Created in the 10th year of America's Independence (1786), Silver Lake played an important role in Lewisberry's industry for its first 150 years, then transformed to provide year round recreational enjoyment.
Silver Lake formed with an earthen dam to provide water for John Herman's grist mill.
The Lewisberry Mill was held in the hands of three families, first the Hermans, then the Kaufmans, and lastly the Clines. According to local historians operations were expanded to three separate mills, two for grain and one for flour. A late 19th Century York County map indicates that Lewisberry Mill was a grist and saw mill. Operations ceased c. 1933.
The lake, mill and surrounding land was sold by the Cline estate to William Grant Stonesifer. Stonesifer envisioned a community of seasonal summer cottages around Silver Lake, and subdivided the land accordingly. The land purchasers agreed collectively to pay 50% of the update of Silver Lakes dams and feeder streams, and Stonesifer would bear the other 50% as the mill operator.

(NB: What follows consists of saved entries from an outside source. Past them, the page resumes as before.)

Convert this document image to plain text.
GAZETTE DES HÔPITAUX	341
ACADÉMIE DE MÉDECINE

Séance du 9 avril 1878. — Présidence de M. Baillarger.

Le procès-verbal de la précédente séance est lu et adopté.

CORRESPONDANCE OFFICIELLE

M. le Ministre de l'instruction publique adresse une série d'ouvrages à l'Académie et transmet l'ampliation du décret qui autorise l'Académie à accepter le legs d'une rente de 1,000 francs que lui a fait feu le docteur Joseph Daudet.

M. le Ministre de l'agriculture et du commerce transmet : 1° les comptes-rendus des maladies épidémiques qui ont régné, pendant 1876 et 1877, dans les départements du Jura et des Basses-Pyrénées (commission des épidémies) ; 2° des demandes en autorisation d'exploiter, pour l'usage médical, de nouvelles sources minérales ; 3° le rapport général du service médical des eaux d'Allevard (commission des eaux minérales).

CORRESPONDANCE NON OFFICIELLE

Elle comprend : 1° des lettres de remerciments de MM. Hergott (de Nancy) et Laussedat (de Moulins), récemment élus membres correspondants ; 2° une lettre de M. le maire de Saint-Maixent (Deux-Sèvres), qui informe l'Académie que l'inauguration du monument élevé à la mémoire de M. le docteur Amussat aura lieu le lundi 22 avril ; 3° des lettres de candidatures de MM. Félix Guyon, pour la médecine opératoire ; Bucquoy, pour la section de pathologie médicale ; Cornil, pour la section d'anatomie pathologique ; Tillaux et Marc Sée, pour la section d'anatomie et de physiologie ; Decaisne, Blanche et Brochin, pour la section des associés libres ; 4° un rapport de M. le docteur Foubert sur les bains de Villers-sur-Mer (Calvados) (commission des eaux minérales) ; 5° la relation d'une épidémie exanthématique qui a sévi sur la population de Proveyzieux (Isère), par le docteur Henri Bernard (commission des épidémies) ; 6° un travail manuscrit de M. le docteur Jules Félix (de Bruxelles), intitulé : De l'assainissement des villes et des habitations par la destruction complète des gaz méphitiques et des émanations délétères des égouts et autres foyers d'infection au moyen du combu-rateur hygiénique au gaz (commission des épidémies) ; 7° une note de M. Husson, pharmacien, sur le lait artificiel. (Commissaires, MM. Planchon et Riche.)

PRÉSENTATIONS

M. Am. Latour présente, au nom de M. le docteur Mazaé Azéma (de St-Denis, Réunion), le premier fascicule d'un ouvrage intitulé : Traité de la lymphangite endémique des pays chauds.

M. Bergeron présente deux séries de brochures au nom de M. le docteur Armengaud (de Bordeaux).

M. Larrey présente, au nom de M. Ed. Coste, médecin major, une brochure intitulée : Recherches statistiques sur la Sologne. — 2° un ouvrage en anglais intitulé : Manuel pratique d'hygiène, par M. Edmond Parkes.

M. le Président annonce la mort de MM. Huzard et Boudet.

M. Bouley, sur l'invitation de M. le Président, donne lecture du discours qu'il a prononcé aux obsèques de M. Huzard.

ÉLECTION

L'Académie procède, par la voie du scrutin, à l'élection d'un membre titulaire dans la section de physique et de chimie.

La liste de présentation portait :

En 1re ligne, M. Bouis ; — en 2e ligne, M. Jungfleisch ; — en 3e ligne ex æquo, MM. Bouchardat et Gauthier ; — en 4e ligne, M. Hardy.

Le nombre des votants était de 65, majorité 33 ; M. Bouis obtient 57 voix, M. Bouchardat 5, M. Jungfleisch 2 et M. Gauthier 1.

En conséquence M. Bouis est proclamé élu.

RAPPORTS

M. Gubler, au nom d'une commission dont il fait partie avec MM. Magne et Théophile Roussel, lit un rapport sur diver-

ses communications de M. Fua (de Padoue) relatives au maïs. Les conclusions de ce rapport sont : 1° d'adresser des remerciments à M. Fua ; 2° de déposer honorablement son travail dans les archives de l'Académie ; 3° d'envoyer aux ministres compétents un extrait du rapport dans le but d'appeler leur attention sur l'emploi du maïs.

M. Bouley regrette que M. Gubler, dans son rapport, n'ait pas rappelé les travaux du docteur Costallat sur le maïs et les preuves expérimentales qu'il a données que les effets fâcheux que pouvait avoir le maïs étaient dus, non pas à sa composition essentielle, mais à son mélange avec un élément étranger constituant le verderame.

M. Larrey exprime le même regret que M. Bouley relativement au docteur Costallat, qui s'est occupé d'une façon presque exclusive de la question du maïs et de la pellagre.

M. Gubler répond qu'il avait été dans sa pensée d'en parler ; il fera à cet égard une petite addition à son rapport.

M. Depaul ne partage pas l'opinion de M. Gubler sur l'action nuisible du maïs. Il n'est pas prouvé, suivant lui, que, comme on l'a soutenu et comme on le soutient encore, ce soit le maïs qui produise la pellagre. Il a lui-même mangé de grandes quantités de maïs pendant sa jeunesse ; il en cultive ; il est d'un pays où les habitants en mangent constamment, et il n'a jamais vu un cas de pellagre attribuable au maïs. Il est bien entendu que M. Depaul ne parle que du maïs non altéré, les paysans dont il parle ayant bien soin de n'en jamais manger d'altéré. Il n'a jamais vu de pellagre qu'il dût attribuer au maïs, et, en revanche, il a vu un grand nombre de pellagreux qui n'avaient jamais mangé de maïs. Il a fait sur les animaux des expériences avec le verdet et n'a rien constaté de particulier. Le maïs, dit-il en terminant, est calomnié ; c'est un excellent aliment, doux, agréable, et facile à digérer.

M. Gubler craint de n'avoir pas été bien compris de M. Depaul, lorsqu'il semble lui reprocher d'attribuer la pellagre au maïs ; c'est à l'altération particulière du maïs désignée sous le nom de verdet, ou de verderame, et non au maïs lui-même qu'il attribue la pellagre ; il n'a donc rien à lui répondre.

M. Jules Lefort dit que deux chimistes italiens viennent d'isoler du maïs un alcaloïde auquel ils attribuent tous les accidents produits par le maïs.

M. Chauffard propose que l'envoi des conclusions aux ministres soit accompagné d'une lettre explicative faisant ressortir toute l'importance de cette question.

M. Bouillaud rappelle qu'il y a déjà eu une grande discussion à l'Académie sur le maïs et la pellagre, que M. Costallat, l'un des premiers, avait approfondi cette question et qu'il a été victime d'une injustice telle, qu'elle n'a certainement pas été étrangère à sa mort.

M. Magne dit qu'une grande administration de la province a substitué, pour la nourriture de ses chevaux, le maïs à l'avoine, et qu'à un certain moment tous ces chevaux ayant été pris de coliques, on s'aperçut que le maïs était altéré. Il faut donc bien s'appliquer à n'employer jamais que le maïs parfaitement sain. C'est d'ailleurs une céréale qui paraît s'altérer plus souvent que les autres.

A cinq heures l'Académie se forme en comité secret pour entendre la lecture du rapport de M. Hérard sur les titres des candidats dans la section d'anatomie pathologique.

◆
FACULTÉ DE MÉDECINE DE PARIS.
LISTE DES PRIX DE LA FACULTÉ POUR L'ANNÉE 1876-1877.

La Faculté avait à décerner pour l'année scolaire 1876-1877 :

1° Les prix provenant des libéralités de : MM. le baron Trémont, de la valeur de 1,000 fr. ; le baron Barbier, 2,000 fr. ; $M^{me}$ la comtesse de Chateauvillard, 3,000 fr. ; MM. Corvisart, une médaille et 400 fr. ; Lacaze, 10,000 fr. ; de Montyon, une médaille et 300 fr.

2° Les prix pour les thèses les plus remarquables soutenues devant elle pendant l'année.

William Stonesifer's son Guy was charged with preparing paths through the land to the east of Silver Lake for access to the many small lots created by his father. Between 1926 - 1930 Guy constructed present day West St., including the construction of brownstone retaining walls, supervised the refurbishment of the lake's spillway, and constructed approximately 15 summer cottages. Guy died suddenly at age 27 and the Stonesifer plans fell apart.
Early purchasers of Stonesifer lots, working together, formed the Silver Lake Improvement Company (SLIC) to protect their investments and purchased the lake and unsold lots from William Stonesifer in 1931, months after Guy Stonesifer's death. SLIC continued to maintain the lake and over the next 18 years sold off the remaining lots.
The Silver Lake Community Association (SLCA) formed to monitor sanitation, preserve the lake and maintain the feeder streams. It was the first incorporated community association in York County, pre-dating modern Home Owner's Associations. It purchased the lake from SLIC and assumed responsibility for lake maintenance. SLIC then desolved.
Spillway was raised one foot, earthen dam was reinforced, and residents began constructing sea walls.
Residents drew down the lake and completely replaced the spillway - on weekends, with volunteers. This spillway exists today.
The Lewisberry Area Joint Authority brought sanitary sewers to the cottages on Silver Lake and compelled the elimination of outhouses. Many cottages were renovated and expanded to include indoor plumbing, while others were simply razed and replaced with modern structures. The current shoreline of Silver Lake is a testament to this transformation. The Summer Colony evolved to a mostly year round community.
PA Department of Environmental Protection reclassifies Silver Lake from C4 (essentially a farm pond) to C2 High Hazard.
With new legal obligations and risks in play as a result of the lake’s reclassification by DEP, the Silver Lake Community Association voted to increase annual maintenance fees and to make them mandatory. It was made clear by DEP that the earthen dam was on borrowed time and plans and funding must be provided for its remediation or replacement. Failure to do so would result in an order to breach the dams, at the community’s expense.
SLCA came into compliance with DEP mandated annual engineering inspections (~$2500 annually) and DEP Review Fees ($5000 annually), as well as developed and filed a formal Emergency Action Plan.
PA District Court rules in favor of SLCA on property owner challenges to mandatory fees and mandatory membership. The SLCA maintains that all owners of land fronting on or with deed access to Silver Lake share equally in the requirement to maintain the lake. Land owners with water frontage, according to PA DEP, must pay for a voluntary or state-ordered breach. Owners of land without water frontage are challenging the District Court decision in the Court of Common Pleas.
Hurricane Ida dropped 10+ inches of rain in the Silver Lake watershed September 1 - 2 and the earthen dam overtopped for the first time in recorded memory. The Emergency Action Plan was implemented and PA DEP was notified. PA DEP ordered that Silver Lake's water level be lowered until such time that permanent, engineered upgrades were made to the earthen dam.
Costly emergency repairs to the earthen dam were made in late October 2021, and the SLCA Board of Directors called a Special Meeting for November 2021. At the November Special Meeting, a member suggested that the BoD consider various self funding models to raise the needed funds, including member interest free loans to the SLCA and the possibility of limited annual maintenance fee pre-payment.
The SLCA held its annual meeting, and a special meeting, in June 2022 to discuss the status of permanent repair plans, as well as funding. At that time, at the urging of the SLCA BoD, the concept of self funding dam remediation was voted down.